Mindestens ein Molch taucht so alle 5 Minuten mal auf, habe ihn auf Video aber auch das dauert ein bissl. Für einen Schnappschuss ist er zu flinkt. Etwa 10-15 cm lang, mehr konnte ich nicht erkennen. Wie lange dauert es denn bis ein Teich durch Pflanzen ein bisschen klarer wird?


----------



## Tottoabs (11. Juni 2017)

Kommt auf die Menge an Pflanzen an und ob das Wasser häufig auf gewirbelt wird oder nicht.

Bei zwei Pflanzen......Jahre bis die Pflanzen mehr geworden sind. 

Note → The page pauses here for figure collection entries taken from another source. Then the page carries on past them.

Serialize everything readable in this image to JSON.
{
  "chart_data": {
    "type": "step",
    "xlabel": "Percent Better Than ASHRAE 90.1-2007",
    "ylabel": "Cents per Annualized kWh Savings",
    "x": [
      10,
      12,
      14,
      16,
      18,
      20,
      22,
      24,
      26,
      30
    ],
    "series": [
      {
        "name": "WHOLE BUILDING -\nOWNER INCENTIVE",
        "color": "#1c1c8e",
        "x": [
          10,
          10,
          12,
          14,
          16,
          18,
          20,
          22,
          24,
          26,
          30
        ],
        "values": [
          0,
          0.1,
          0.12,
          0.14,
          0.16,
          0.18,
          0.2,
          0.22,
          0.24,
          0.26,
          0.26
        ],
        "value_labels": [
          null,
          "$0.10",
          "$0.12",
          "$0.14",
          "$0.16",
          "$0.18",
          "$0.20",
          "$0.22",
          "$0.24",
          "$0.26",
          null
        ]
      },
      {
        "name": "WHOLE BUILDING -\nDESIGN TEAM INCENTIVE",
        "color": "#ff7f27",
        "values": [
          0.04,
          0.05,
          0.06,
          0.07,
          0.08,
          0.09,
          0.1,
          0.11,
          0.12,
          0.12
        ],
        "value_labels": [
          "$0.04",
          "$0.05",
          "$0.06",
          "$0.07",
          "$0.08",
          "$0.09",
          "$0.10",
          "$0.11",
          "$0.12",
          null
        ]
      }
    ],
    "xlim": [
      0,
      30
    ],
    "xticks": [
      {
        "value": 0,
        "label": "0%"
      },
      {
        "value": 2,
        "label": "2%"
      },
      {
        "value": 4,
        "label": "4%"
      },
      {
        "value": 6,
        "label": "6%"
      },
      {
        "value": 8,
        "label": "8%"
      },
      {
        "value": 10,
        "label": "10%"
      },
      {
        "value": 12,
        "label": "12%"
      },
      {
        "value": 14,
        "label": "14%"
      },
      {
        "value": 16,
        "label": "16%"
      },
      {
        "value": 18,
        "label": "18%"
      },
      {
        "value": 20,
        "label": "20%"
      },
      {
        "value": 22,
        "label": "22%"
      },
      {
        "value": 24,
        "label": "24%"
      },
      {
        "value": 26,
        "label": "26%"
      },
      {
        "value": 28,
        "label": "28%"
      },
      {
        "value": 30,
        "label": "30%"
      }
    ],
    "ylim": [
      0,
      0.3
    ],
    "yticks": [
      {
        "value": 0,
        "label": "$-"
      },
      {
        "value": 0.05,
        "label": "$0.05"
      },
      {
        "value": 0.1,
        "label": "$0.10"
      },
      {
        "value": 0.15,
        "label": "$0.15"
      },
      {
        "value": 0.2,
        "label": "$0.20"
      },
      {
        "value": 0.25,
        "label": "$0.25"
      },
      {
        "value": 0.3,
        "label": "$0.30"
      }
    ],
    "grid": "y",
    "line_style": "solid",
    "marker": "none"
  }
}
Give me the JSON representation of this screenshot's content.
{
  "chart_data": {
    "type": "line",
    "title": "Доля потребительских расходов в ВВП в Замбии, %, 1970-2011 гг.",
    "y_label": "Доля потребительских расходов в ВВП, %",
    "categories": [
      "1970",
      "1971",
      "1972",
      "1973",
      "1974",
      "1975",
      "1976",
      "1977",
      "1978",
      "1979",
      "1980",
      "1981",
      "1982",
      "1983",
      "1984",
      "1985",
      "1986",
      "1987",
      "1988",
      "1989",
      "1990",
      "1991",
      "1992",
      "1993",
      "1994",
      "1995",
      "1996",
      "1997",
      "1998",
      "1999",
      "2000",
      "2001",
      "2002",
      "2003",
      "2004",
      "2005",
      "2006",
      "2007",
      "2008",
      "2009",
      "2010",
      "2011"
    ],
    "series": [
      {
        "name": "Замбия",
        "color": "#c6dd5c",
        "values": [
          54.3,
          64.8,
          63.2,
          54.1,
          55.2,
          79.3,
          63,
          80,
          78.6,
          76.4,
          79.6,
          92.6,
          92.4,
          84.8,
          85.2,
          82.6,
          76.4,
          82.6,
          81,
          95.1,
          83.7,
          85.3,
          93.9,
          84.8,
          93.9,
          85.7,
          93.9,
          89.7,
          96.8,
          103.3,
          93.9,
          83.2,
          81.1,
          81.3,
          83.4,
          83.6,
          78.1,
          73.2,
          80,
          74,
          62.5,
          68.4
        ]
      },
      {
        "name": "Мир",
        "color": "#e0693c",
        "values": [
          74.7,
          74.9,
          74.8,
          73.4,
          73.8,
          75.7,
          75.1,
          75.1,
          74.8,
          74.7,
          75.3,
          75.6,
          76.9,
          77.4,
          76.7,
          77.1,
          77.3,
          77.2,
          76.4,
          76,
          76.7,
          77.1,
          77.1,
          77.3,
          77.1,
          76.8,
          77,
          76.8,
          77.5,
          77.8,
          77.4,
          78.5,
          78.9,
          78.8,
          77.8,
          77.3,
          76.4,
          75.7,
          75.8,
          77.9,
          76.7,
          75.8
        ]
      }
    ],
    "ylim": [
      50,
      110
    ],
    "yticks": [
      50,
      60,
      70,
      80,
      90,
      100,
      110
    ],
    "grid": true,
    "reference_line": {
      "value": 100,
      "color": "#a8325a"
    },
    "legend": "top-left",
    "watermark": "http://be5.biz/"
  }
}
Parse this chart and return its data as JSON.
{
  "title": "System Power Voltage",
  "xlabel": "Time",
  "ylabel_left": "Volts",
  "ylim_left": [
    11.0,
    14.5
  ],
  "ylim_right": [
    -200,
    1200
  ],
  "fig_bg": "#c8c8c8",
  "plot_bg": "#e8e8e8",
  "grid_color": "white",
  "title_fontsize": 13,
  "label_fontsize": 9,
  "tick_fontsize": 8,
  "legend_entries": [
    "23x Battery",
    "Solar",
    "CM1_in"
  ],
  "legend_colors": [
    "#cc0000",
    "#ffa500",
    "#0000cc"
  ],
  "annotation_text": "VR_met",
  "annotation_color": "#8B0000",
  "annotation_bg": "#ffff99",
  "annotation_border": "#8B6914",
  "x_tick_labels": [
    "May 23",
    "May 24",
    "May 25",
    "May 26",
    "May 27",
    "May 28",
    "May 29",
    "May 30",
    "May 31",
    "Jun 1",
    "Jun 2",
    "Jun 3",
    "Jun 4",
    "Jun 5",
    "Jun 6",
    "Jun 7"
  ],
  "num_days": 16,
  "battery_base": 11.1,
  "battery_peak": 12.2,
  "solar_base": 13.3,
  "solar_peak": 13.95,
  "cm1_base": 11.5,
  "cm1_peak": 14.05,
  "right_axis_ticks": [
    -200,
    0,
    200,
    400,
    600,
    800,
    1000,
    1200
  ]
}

Aus welcher Ecke bist du den. Vielleicht kannst du bei einem aus der Nahe was abholen.


----------



## Optimist (11. Juni 2017)

Grob Stuttgart, aber der Teich ist mit den 2-6 Pflanzen (__ Hornkraut waren 2 große und 3 kleine) schon gut belegt da er immer noch Wasser verliert. Eine Wassernuss soll noch rein, wenn es nicht klar wird ist auch Wurst, der Molch wohnt ja nicht den ganzen Sommer da...


----------



## Optimist (11. Juni 2017)

Beinahe vergessen, das Video vom Damm. Gestern dachte ich noch der Teich hält das Wasser, ein bisschen ist bei der Hitze aber leider verloren gegangen:





_View: https://www.youtube.com/watch?v=gn4dZhWVF7M_


----------



## Optimist (19. Juni 2017)

Habe endlich den größten Teil des Steinhaufens beseitigt und dementsprechend wieder Platz zum arbeiten. Leider ist alles ziemlich trocken so dass ich den Damm nicht weiter verdichten konnte. Damit das lose Material nicht zu beiden Seiten runter rollt habe ich an der Außenseite gute Erde (die Krume vom Hang der noch weg muss) angehäuft und mit Stöckchen die geplante Dammhöhe markiert
 
Wenn es mal regnet kann ich den Schutt verdichten, ganz oben kommt dann wieder besserer Lehm drauf.
Ich war so motiviert und habe angefangen das Plateau für die Trockenmauer auf die richtige Höhe zu bringen. Das Material habe ich gleich gesiebt und großzügig im Teich verteilt. Material dass ins Wasser geraten ist habe ich nachdem es gut durchgeweicht war mit der Hacke ausgebaggert und direkt oberhalb der Wasserkante zum abdichten benutzt. Das rotbraune Material muss ich ebenfalls verdichten wenn es feucht genug ist
 
 
So wie ich das sehe habe ich jetzt doch genug Material, leider hat das Kompostsieb aufgegeben und muss renoviert werden. Ist eh zu heiß zum arbeiten diese Woche...und das Wasser geht mir auch aus wenn es nicht mal regnet.


----------



## Tottoabs (19. Juni 2017)

Was ist mit deinem Brunnen ?


----------



## Optimist (20. Juni 2017)

Der "Brunnen" ist eine in den Boden eingelassene Regentonne aus Stein, kein richtiger Brunnen.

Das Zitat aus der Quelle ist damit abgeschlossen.